The most typical path for an employment-based green card is the labor certification application, or “PERM” process. This path involves a test of the U.S. labor market and an initial filing with the U.S. Department of Labor.  The initial filing date is called the “priority date”, which sets the place in the green card line. Upon certification by the Department of Labor, the case is filed with USCIS. The number of months or years involved in the process depends upon a person’s country of birth and the requirements of the position offered. For a position that requires a bachelor’s degree as a minimum, the preference category is called “EB-3”. For a position that requires either a Master’s degree or a Bachelor’s degree followed by five years of progressively responsible experience, the preference category is called “EB-2”. You may consult the visa bulletin, a monthly publication of the U.S. Department of State, to obtain a sense of the length of the line based upon preference category and country of birth. A link to the visa bulletin is available on our resources page.

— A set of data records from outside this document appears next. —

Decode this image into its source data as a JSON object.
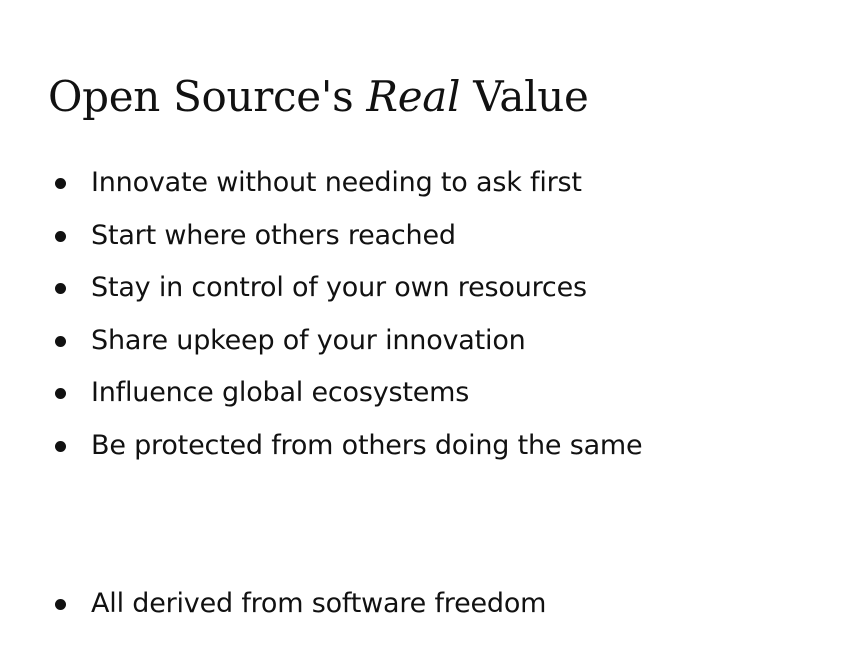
{
  "title": {
    "prefix": "Open Source's ",
    "emphasis": "Real",
    "suffix": " Value"
  },
  "bullets": [
    "Innovate without needing to ask first",
    "Start where others reached",
    "Stay in control of your own resources",
    "Share upkeep of your innovation",
    "Influence global ecosystems",
    "Be protected from others doing the same"
  ],
  "conclusion": "All derived from software freedom"
}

Another, increasingly popular path for an employment-based green card is the EB-5 visa, also called the “employment creation visa” or “investor visa”. This category requires an applicant to invest at least $1,000,000 in a new commercial enterprise in the U.S., or, in certain instances, $500,000. The EB-5 path has a two-step process. In the first step, the investor applies for a two-year conditional lawful permanent resident status. In the second step, the investor files a petition to remove the conditions to lawful permanent resident status in the last three months of his or her initial 2-year period. If successful at the second phase, the investor then becomes a full-fledged lawful permanent resident or “green card holder”.

As with other categories, the availability of the EB-5 visa is announced monthly in the U.S. State Department visa bulletin. A link to the visa bulletin is available on our resources page.

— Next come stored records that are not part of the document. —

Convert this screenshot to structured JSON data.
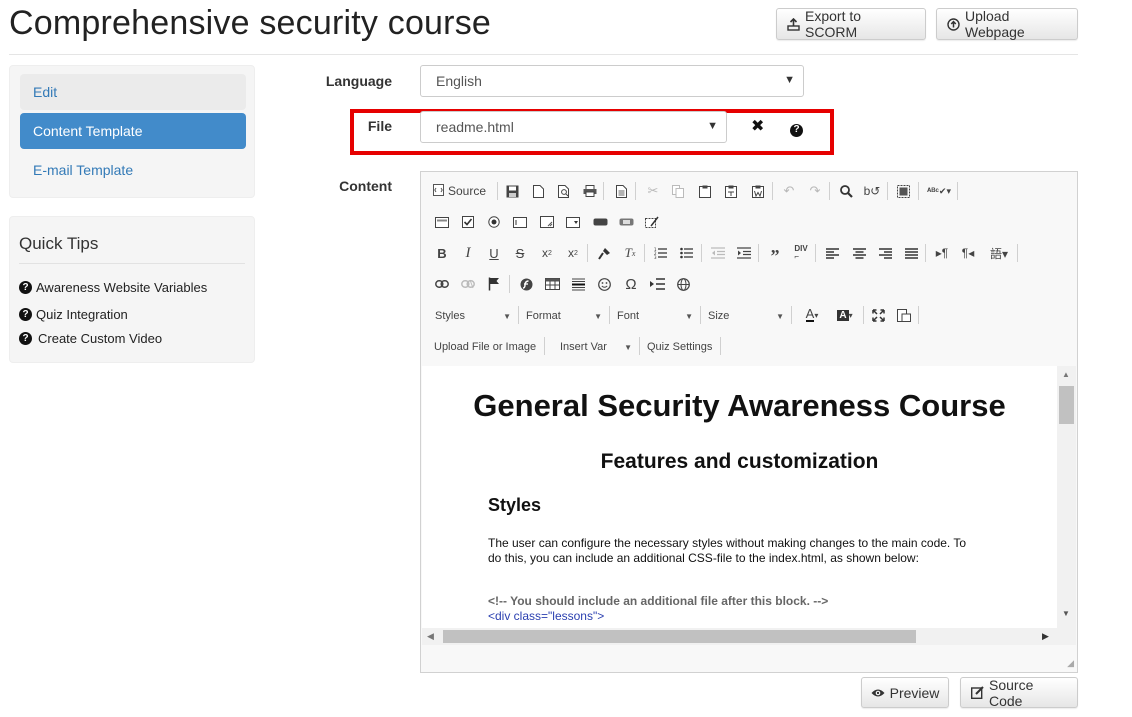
{
  "page": {
    "title": "Comprehensive security course"
  },
  "header_buttons": {
    "export": "Export to SCORM",
    "upload": "Upload Webpage"
  },
  "sidebar": {
    "items": [
      {
        "label": "Edit"
      },
      {
        "label": "Content Template"
      },
      {
        "label": "E-mail Template"
      }
    ]
  },
  "tips": {
    "title": "Quick Tips",
    "items": [
      {
        "label": "Awareness Website Variables"
      },
      {
        "label": "Quiz Integration"
      },
      {
        "label": "Create Custom Video"
      }
    ]
  },
  "form": {
    "language_label": "Language",
    "language_value": "English",
    "file_label": "File",
    "file_value": "readme.html",
    "content_label": "Content"
  },
  "editor": {
    "source_label": "Source",
    "combos": {
      "styles": "Styles",
      "format": "Format",
      "font": "Font",
      "size": "Size"
    },
    "row6": {
      "upload": "Upload File or Image",
      "insert_var": "Insert Var",
      "quiz_settings": "Quiz Settings"
    },
    "doc": {
      "h1": "General Security Awareness Course",
      "h2": "Features and customization",
      "h3": "Styles",
      "p": "The user can configure the necessary styles without making changes to the main code. To do this, you can include an additional CSS-file to the index.html, as shown below:",
      "code_comment": "<!-- You should include an additional file after this block. -->",
      "code_div": "<div class=\"lessons\">",
      "code_more": "..."
    }
  },
  "footer_buttons": {
    "preview": "Preview",
    "source_code": "Source Code"
  },
  "colors": {
    "accent": "#428bca",
    "link": "#337ab7",
    "highlight": "#e60000"
  }
}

A note about the H-1B “cap”

First -time H-1B visas for private sector employees are subject to an annual limit or “cap”. In calendar years 2013, 2014, and 2015 the cap was exceeded in the first week of filing and all first-time H-1Bs participated in a lottery to determine which cases would be reviewed. H-1B employees who have previously been “counted against the cap” may be hired at any time. Most H-1B employees in the United States have already been counted against the cap, and therefore are not subject to this limit.  Immigration will begin accepting applications for next year’s first-time private-sector H-1B applications on April 1, 2016. If this option is a possibility for you, we recommend finalizing prospective employment details and engaging immigration counsel prior to February 15, 2016.